Les autres gouvernements devraient appeler Pékin à libérer le fondateur d'Apple Daily et ses anciens collègues

Un véhicule du département des services pénitentiaires de Hong Kong, transportant l’ex-patron de presse et activiste pro-démocratie Jimmy Lai, quittait le Tribunal de première instance de West Kowloon de Hong Kong, suite à sa condamnation à 20 ans de prison, le 9 février 2026. © 2026 Chan Long Hei/AP Photo

(New York, 9 février 2026) – La condamnation par la Haute Cour de Hong Kong de Jimmy Lai, fondateur du journal Apple Daily et activiste pro-démocratie, à 20 ans de prison est un nouveau coup dur pour la liberté des médias, a déclaré aujourd'hui Human Rights Watch. Il s'agit de la peine la plus sévère prononcée en vertu de la Loi sur la sécurité nationale depuis que le gouvernement chinois a imposé cette législation draconienne à Hong Kong en juin 2020. 

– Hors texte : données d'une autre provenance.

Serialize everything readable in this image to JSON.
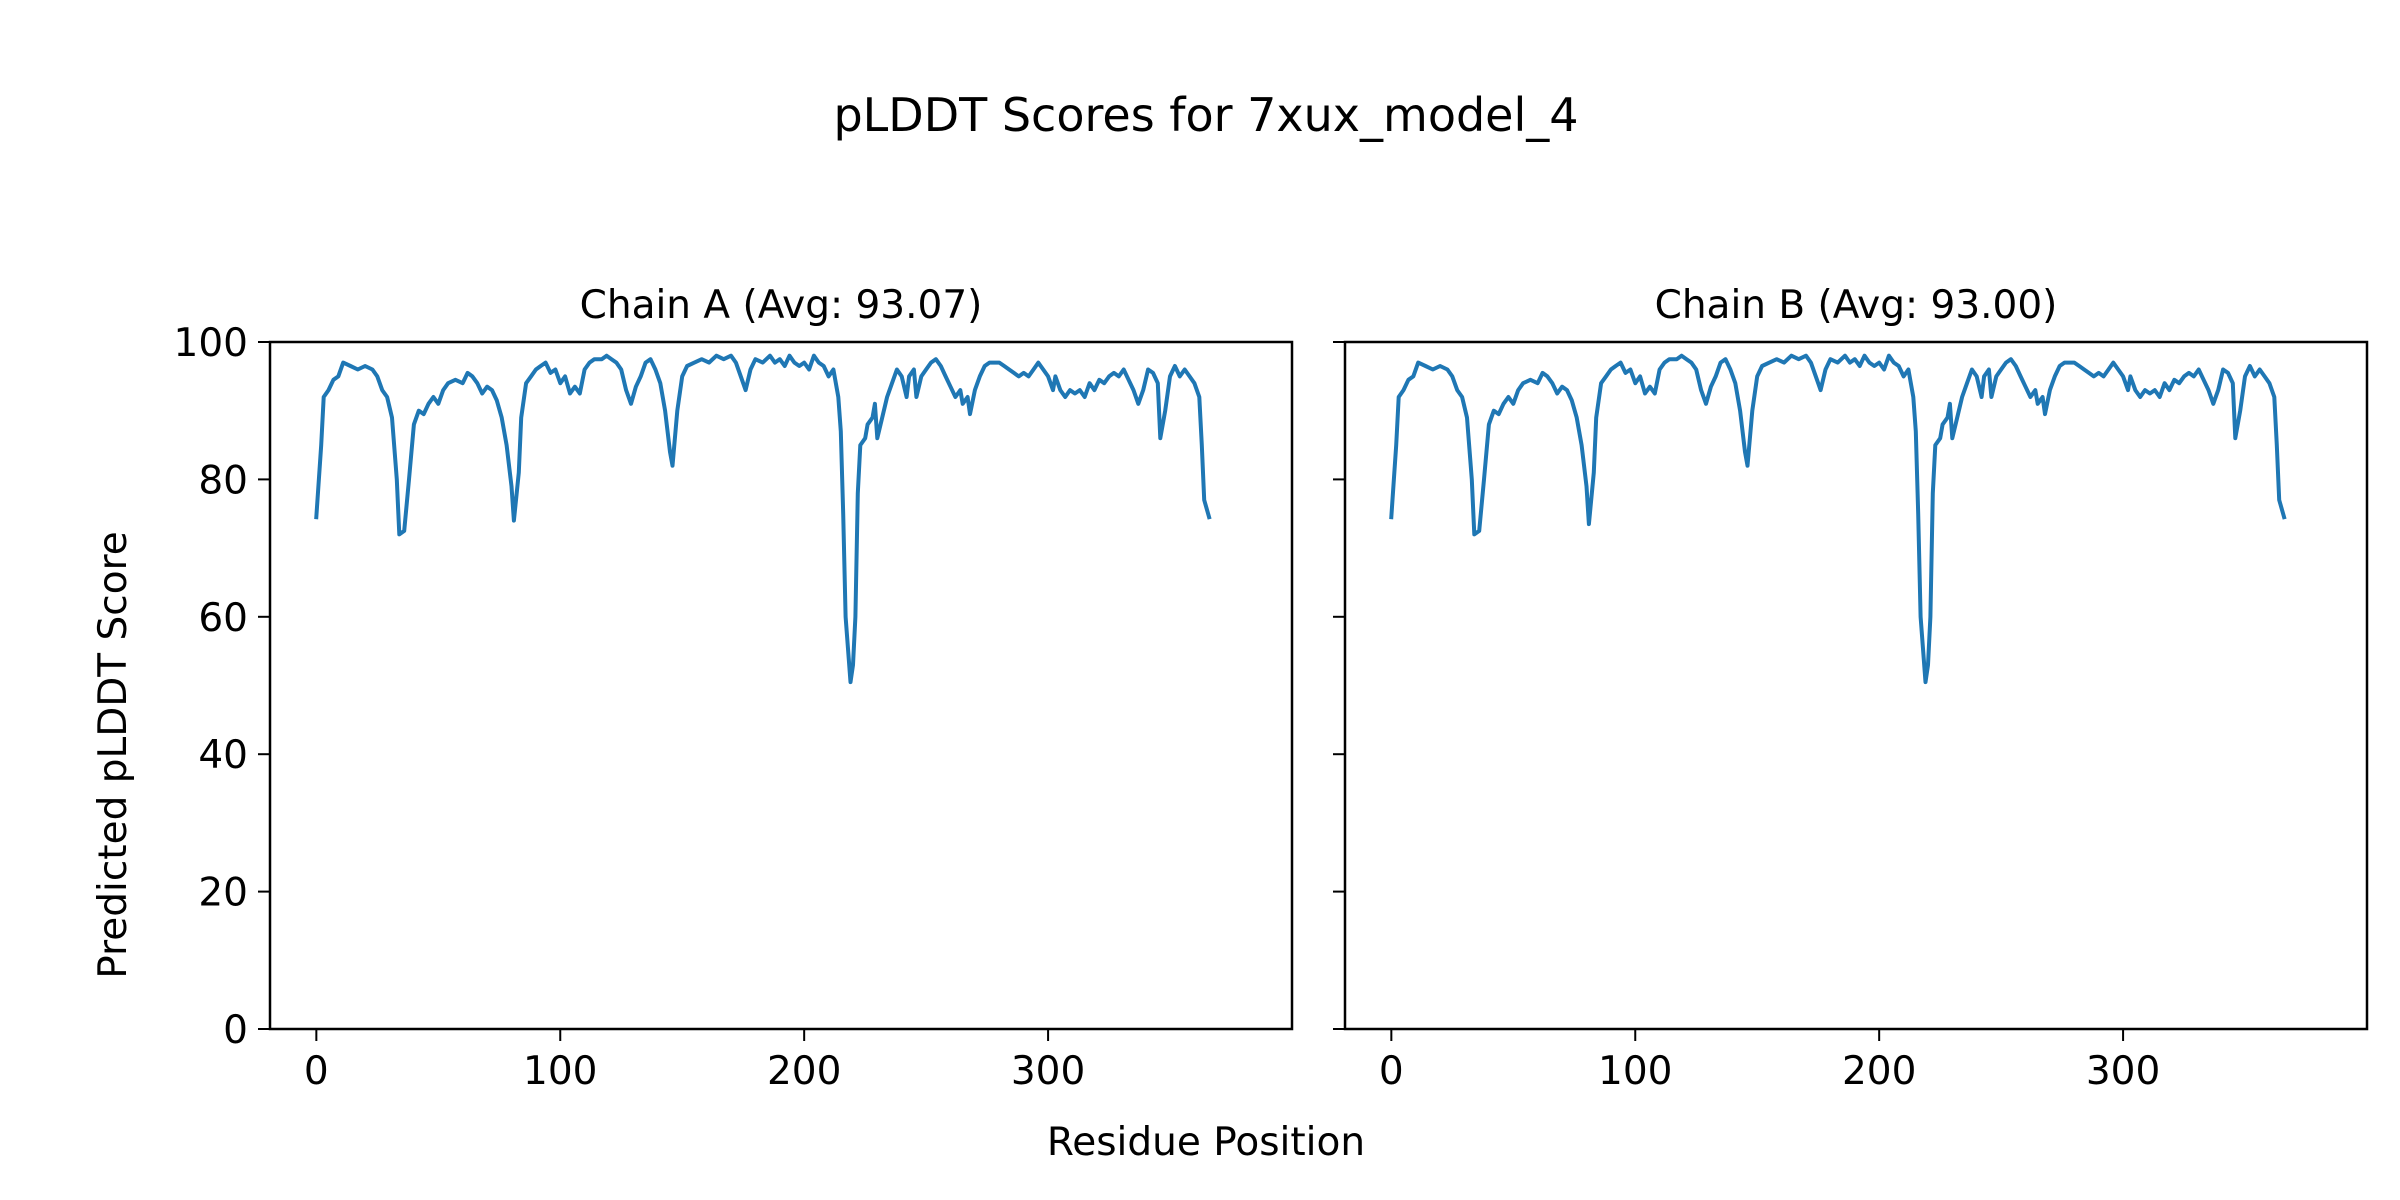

Le 15 décembre 2025, Jimmy Lai, âgé de 78 ans et ayant la double nationalité chinoise et britannique, avait été reconnu coupable de deux chefs d'accusation de « complot en vue de collusion avec des forces étrangères » en vertu de la Loi sur la sécurité nationale, et d’un chef d'accusation de « complot en vue de publier des publications séditieuses » en vertu de l'Ordonnance sur les crimes. Le gouvernement de Hong Kong devrait libérer Lai immédiatement et sans condition.

« La détention préventive et les poursuites sans fondement dont Jimmy Lai a fait l'objet depuis son arrestation en 2020 ont été marquées par une cruauté sans relâche », a déclaré Elaine Pearson, directrice de la division Asie à Human Rights Watch. « La peine de 20 ans infligée à Lai, âgé de 78 ans, qui équivaut en fait à une peine d'emprisonnement à perpétuité, reflète la détermination du gouvernement chinois à écraser le journalisme indépendant et les détracteurs du Parti communiste. »

Six anciens cadres et rédacteurs d'Apple Daily, qui avaient précédemment plaidé coupable à des accusations similaires dans la même affaire, ont également été condamnés à des peines sévères allant de 6 ans et 9 mois à 10 ans de prison. Trois d'entre eux ont témoigné contre Lai, en échange d'une réduction de peine.

Deux activistes liés à l’organisation Stand With Hong Kong, Andy Li et Wayland Chan, étaient accusés d’avoir « conspiré » avec Lai afin de commettre des actes de « collusion avec l’étranger » ; ils ont plaidé coupable et ont témoigné contre Lai, en échange de peines plus légères. Andy Li et Wayland Chan ont été condamnés respectivement à 7 ans et 3 mois de prison, et à 6 ans et 3 mois de prison.

Dans sa décision, le tribunal a estimé que le rôle de Lai en tant que « cerveau et force motrice » derrière les « complots » constituait un facteur aggravant justifiant une peine de prison plus longue. Le tribunal a accordé une légère réduction de peine en raison de certains facteurs – « l'âge avancé et l'état de santé de Lai »ainsi que l'isolement cellulaire dans lequel il a été détenu – mais a déclaré que son « comportement criminel grave et sérieux » justifiait la peine de 20 ans.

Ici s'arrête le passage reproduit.